By Michelle Marraffini
Invertebrate Zoology and Molecular Ecology
At 66 feet long, 19 feet wide, and 7 feet tall, the massive dock that washed ashore on Oregon’s Agate Beach is larger then anything I have ever found on the beach. This dock is one of the first large pieces of debris to make it across the Pacific ocean from Japan after the earthquake and tsunami in March of 2011. According to news reports, the debris came from the northern Japanese city of Misawa, arrived almost nine months earlier than officials originally thought.
But this dock did not arrive alone. Many organisms hitched a ride on this dock for the almost 5,000 mile journey across the ocean. Floating docks and other harbor structures provide habitat for many invertebrates and algae. The movement of these organisms to the Pacific Northwest, many of which are not native to this coast, may pose a threat to the diversity of native species that live there. To prevent these possible problems, scientists and managers took samples of organisms that arrived on the dock then scrapped the remaining organisms, buried them deep in the sand up the beach, and then used blow torches to dock to remove all remnants and reproductive material of the organisms.
After all this work, how are all of the organisms going to be identified?

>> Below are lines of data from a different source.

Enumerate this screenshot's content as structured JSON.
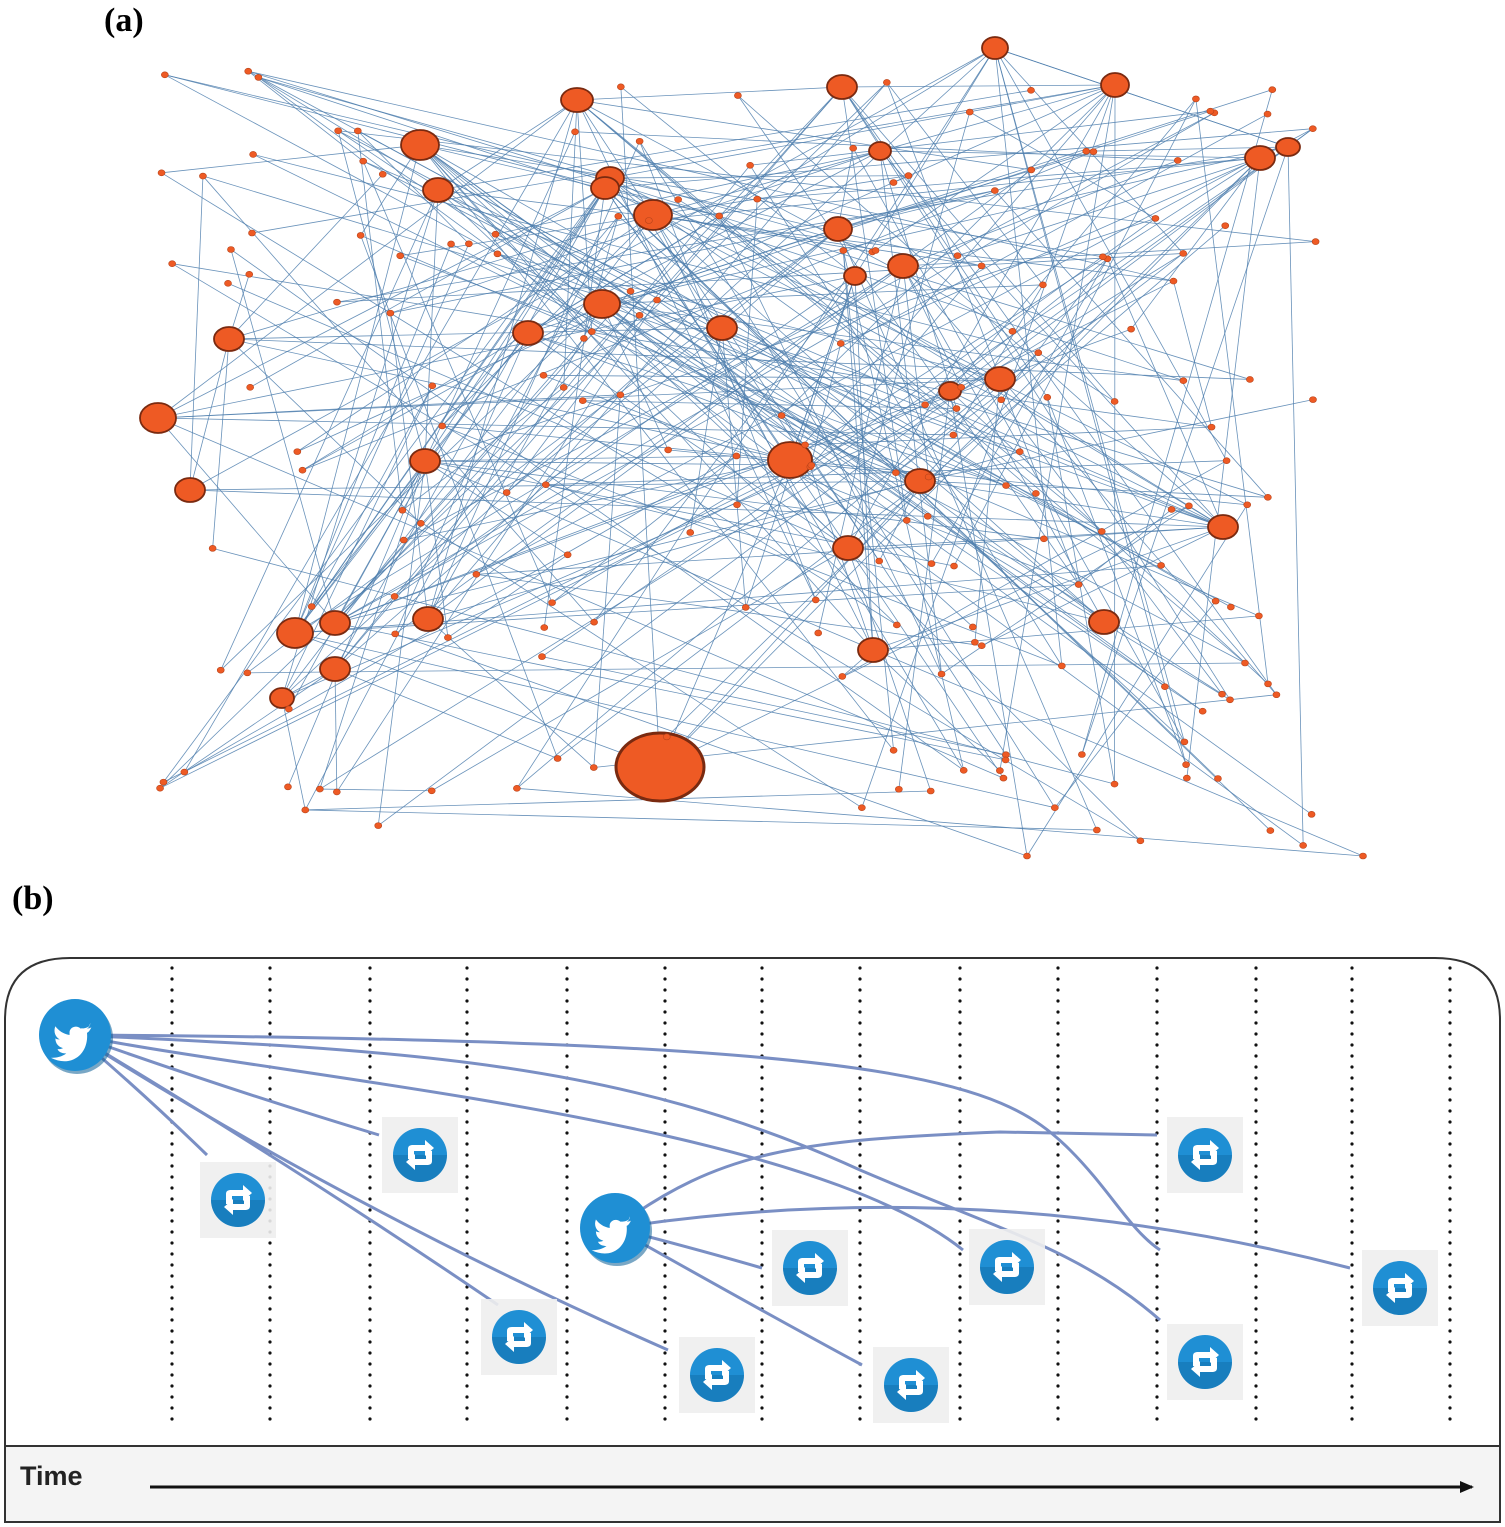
{
  "panels": {
    "a": {
      "label": "(a)"
    },
    "b": {
      "label": "(b)"
    }
  },
  "timeline": {
    "axis_label": "Time",
    "tweet_icon": "twitter-bird-icon",
    "retweet_icon": "retweet-icon"
  },
  "colors": {
    "node_fill": "#ee5a24",
    "node_stroke": "#7a2a10",
    "edge": "#4f7fae",
    "tweet_blue": "#1f8fd4",
    "spread_line": "#7a8fc4",
    "frame": "#333333",
    "axis": "#111111"
  }
}
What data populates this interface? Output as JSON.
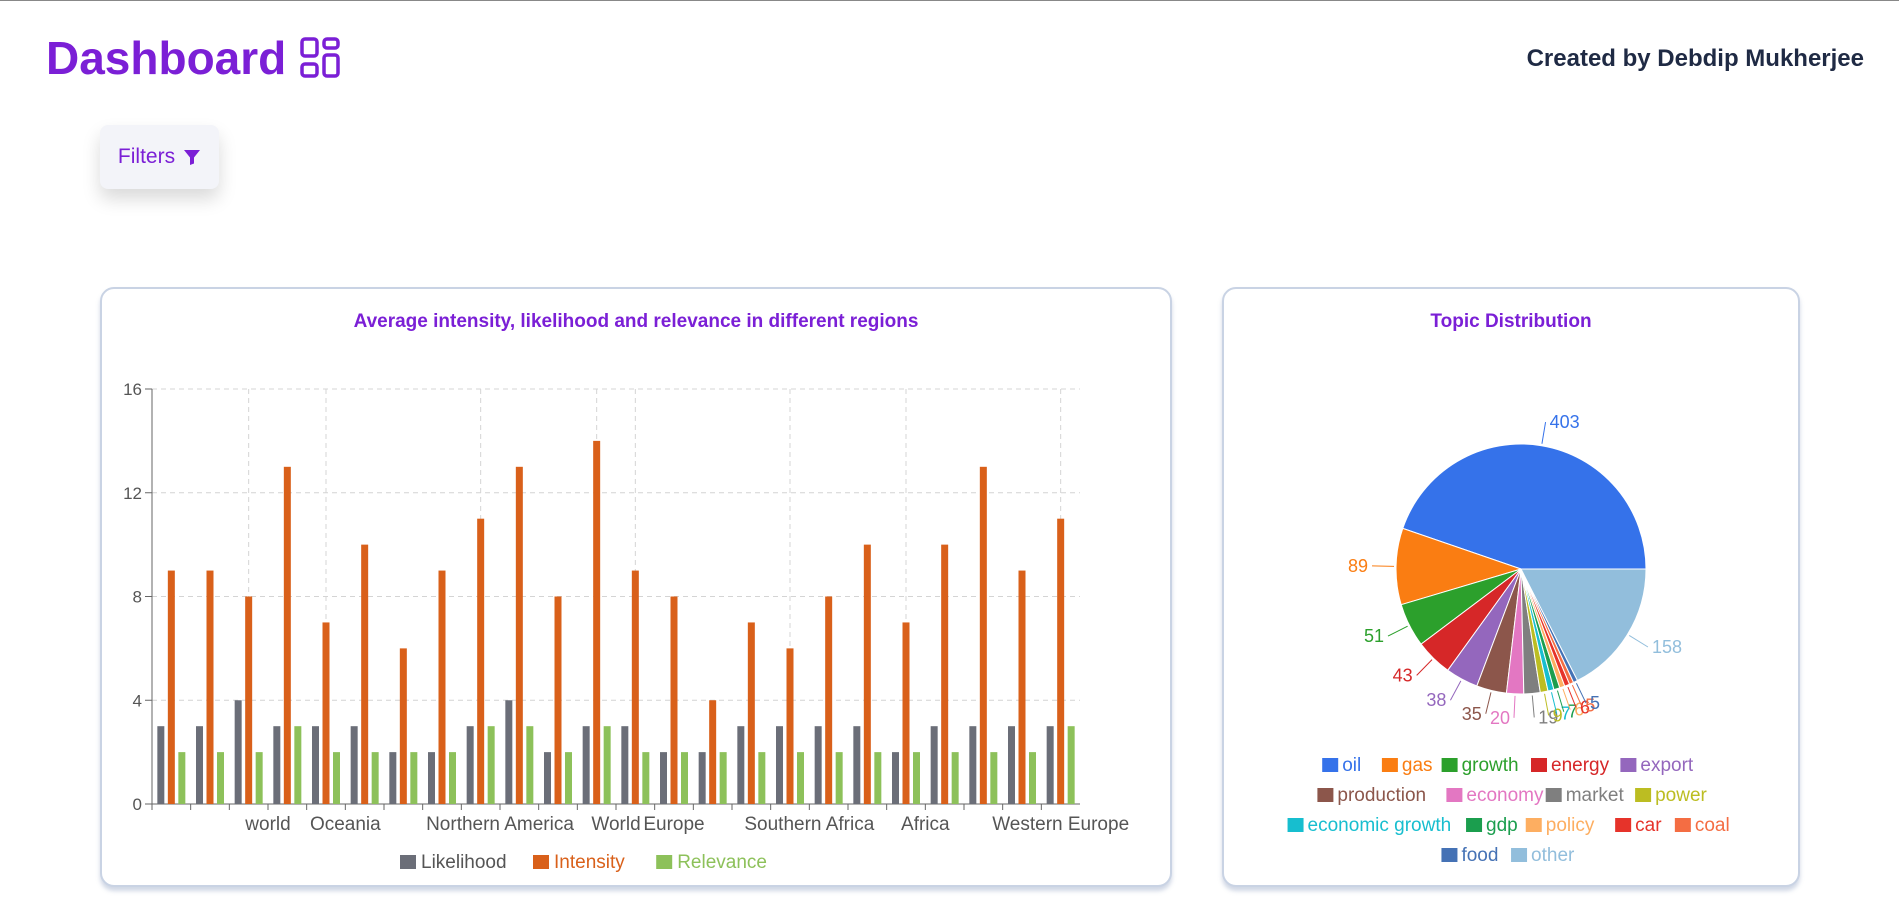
{
  "header": {
    "title": "Dashboard",
    "credit": "Created by Debdip Mukherjee"
  },
  "filters": {
    "label": "Filters"
  },
  "colors": {
    "accent": "#7b1fd6",
    "likelihood": "#6b6e78",
    "intensity": "#d9601a",
    "relevance": "#8dc15a"
  },
  "chart_data": [
    {
      "type": "bar",
      "title": "Average intensity, likelihood and relevance in different regions",
      "xlabel": "",
      "ylabel": "",
      "ylim": [
        0,
        16
      ],
      "yticks": [
        "0",
        "4",
        "8",
        "12",
        "16"
      ],
      "x_tick_labels": [
        "world",
        "Oceania",
        "Northern America",
        "World",
        "Europe",
        "Southern Africa",
        "Africa",
        "Western Europe"
      ],
      "grid": true,
      "legend_placement": "bottom",
      "series": [
        {
          "name": "Likelihood",
          "color": "#6b6e78",
          "values": [
            3,
            3,
            4,
            3,
            3,
            3,
            2,
            2,
            3,
            4,
            2,
            3,
            3,
            2,
            2,
            3,
            3,
            3,
            3,
            2,
            3,
            3,
            3,
            3
          ]
        },
        {
          "name": "Intensity",
          "color": "#d9601a",
          "values": [
            9,
            9,
            8,
            13,
            7,
            10,
            6,
            9,
            11,
            13,
            8,
            14,
            9,
            8,
            4,
            7,
            6,
            8,
            10,
            7,
            10,
            13,
            9,
            11
          ]
        },
        {
          "name": "Relevance",
          "color": "#8dc15a",
          "values": [
            2,
            2,
            2,
            3,
            2,
            2,
            2,
            2,
            3,
            3,
            2,
            3,
            2,
            2,
            2,
            2,
            2,
            2,
            2,
            2,
            2,
            2,
            2,
            3
          ]
        }
      ]
    },
    {
      "type": "pie",
      "title": "Topic Distribution",
      "legend_placement": "bottom",
      "slices": [
        {
          "label": "oil",
          "value": 403,
          "color": "#3572ea"
        },
        {
          "label": "gas",
          "value": 89,
          "color": "#fa7d12"
        },
        {
          "label": "growth",
          "value": 51,
          "color": "#2ca02c"
        },
        {
          "label": "energy",
          "value": 43,
          "color": "#d62728"
        },
        {
          "label": "export",
          "value": 38,
          "color": "#9467bd"
        },
        {
          "label": "production",
          "value": 35,
          "color": "#8c564b"
        },
        {
          "label": "economy",
          "value": 20,
          "color": "#e377c2"
        },
        {
          "label": "market",
          "value": 19,
          "color": "#7f7f7f"
        },
        {
          "label": "power",
          "value": 9,
          "color": "#bcbd22"
        },
        {
          "label": "economic growth",
          "value": 7,
          "color": "#17becf"
        },
        {
          "label": "gdp",
          "value": 7,
          "color": "#1b9e4e"
        },
        {
          "label": "policy",
          "value": 6,
          "color": "#fdae61"
        },
        {
          "label": "car",
          "value": 6,
          "color": "#e6332a"
        },
        {
          "label": "coal",
          "value": 5,
          "color": "#f46d43"
        },
        {
          "label": "food",
          "value": 5,
          "color": "#4572b5"
        },
        {
          "label": "other",
          "value": 158,
          "color": "#92bedc"
        }
      ]
    }
  ]
}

Many of invertebrates on this dock are not native to the Oregon coastline but these species may be small and difficult to identify morphologically. This is where the MLML Invertebrate Zoology and Molecular Ecology lab joins the project. In effort to track these possible new invaders, my lab-mates and I will extract the samples and use polymerase chain reaction to amplify a piece of their DNA. This sampling will allow for easier monitoring of these non-native species through genetic sampling.